Banniere_11_films_de_separation_Saint_Valentin

LES JEUX DES NUAGES ET DE LA PLUIE

Un doux orage pour un premier film très prometteur

Six personnages se croisent durant une nuit pluvieuse, en quête d’amour et d’un sens à donner à leur vie : un homme d’affaire chinois et son épouse infidèle, un détective privé chargé de surveiller cette dernière sur ordre du premier, un couple de magiciens à la dérive, et une serveuse complètement dépassée par sa situation personnelle et professionnelle...

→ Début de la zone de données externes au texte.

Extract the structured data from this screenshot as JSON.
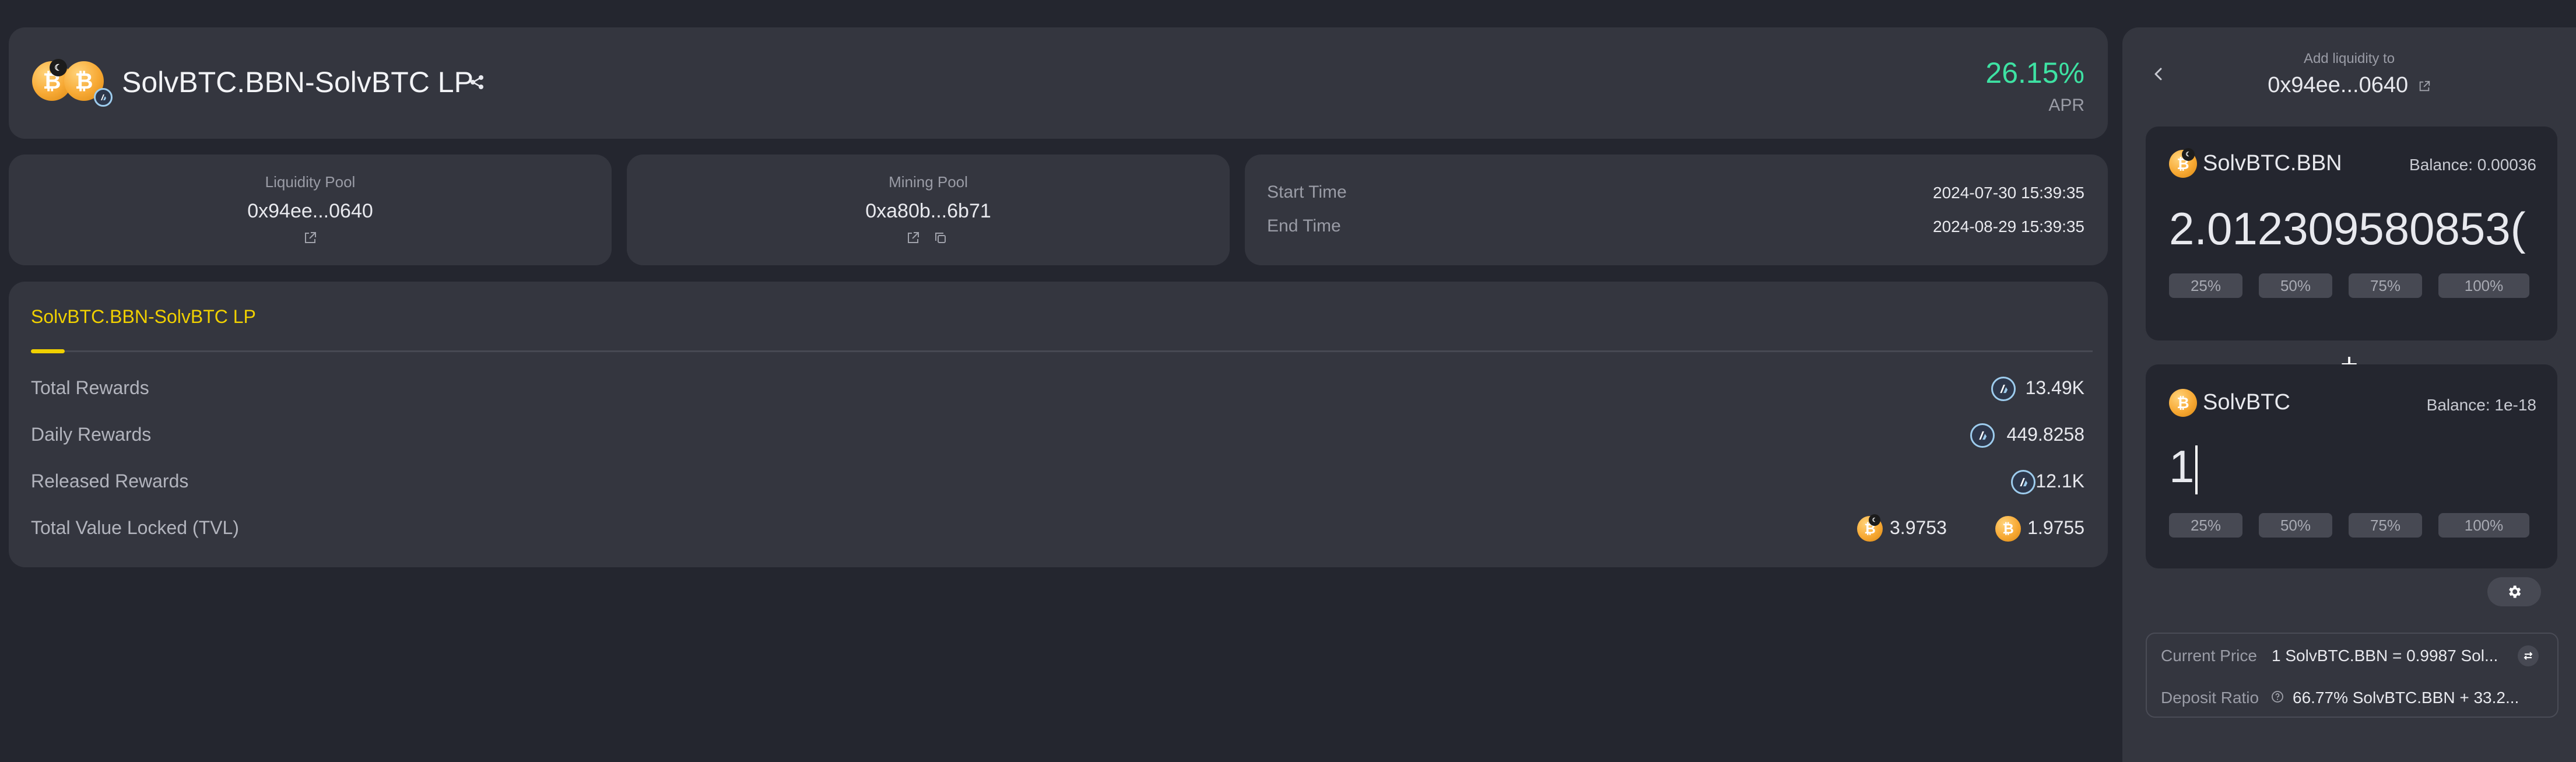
{
  "header": {
    "title": "SolvBTC.BBN-SolvBTC LP",
    "apr_value": "26.15%",
    "apr_label": "APR"
  },
  "info": {
    "liquidity_pool_label": "Liquidity Pool",
    "liquidity_pool_address": "0x94ee...0640",
    "mining_pool_label": "Mining Pool",
    "mining_pool_address": "0xa80b...6b71",
    "start_time_label": "Start Time",
    "start_time_value": "2024-07-30 15:39:35",
    "end_time_label": "End Time",
    "end_time_value": "2024-08-29 15:39:35"
  },
  "rewards": {
    "tab_label": "SolvBTC.BBN-SolvBTC LP",
    "rows": [
      {
        "label": "Total Rewards",
        "value": "13.49K"
      },
      {
        "label": "Daily Rewards",
        "value": "449.8258"
      },
      {
        "label": "Released Rewards",
        "value": "12.1K"
      }
    ],
    "tvl_label": "Total Value Locked (TVL)",
    "tvl_value_1": "3.9753",
    "tvl_value_2": "1.9755"
  },
  "add_liquidity": {
    "title": "Add liquidity to",
    "address": "0x94ee...0640",
    "token1": {
      "name": "SolvBTC.BBN",
      "balance": "Balance: 0.00036",
      "amount": "2.012309580853("
    },
    "plus": "+",
    "token2": {
      "name": "SolvBTC",
      "balance": "Balance: 1e-18",
      "amount": "1"
    },
    "pct_buttons": [
      "25%",
      "50%",
      "75%",
      "100%"
    ],
    "current_price_label": "Current Price",
    "current_price_value": "1 SolvBTC.BBN = 0.9987 Sol...",
    "deposit_ratio_label": "Deposit Ratio",
    "deposit_ratio_value": "66.77% SolvBTC.BBN + 33.2..."
  },
  "colors": {
    "background": "#24262f",
    "card": "#34363f",
    "accent_yellow": "#f0d000",
    "apr_green": "#3ee2a3",
    "coin_orange": "#f7a934"
  }
}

En considérant les grandes lignes du scénario, cette histoire croisée n’a pas grand-chose d’exceptionnel en apparence et on pourrait flairer une odeur de déjà-vu : des enjeux d’adultère et de solitude qui s’imbriquent, comme un puzzle à six têtes. Heureusement, Benjamin de Lajarte ne se limite pas à un traitement conventionnel de ce type d’histoire chorale. Il fait notamment deux choix judicieux : concentrer son film en une seule nuit et faire intervenir des personnages de cultures différentes. Les trois langues utilisées (français, chinois et anglais) se croisent autant que les personnages, accentuant les difficultés de communication inhérentes aux relations humaines, voire l’inéluctable solitude de chaque individu. Ce multilinguisme, un des atouts majeurs du film, est au centre de quelques-unes des meilleures scènes, comme celle où Jones utilise un service de traduction par téléphone pour parler à Li Qin (une des meilleures utilisations d’un téléphone au cinéma depuis longtemps !), ou encore celles avec Ninon et Lao Sheng.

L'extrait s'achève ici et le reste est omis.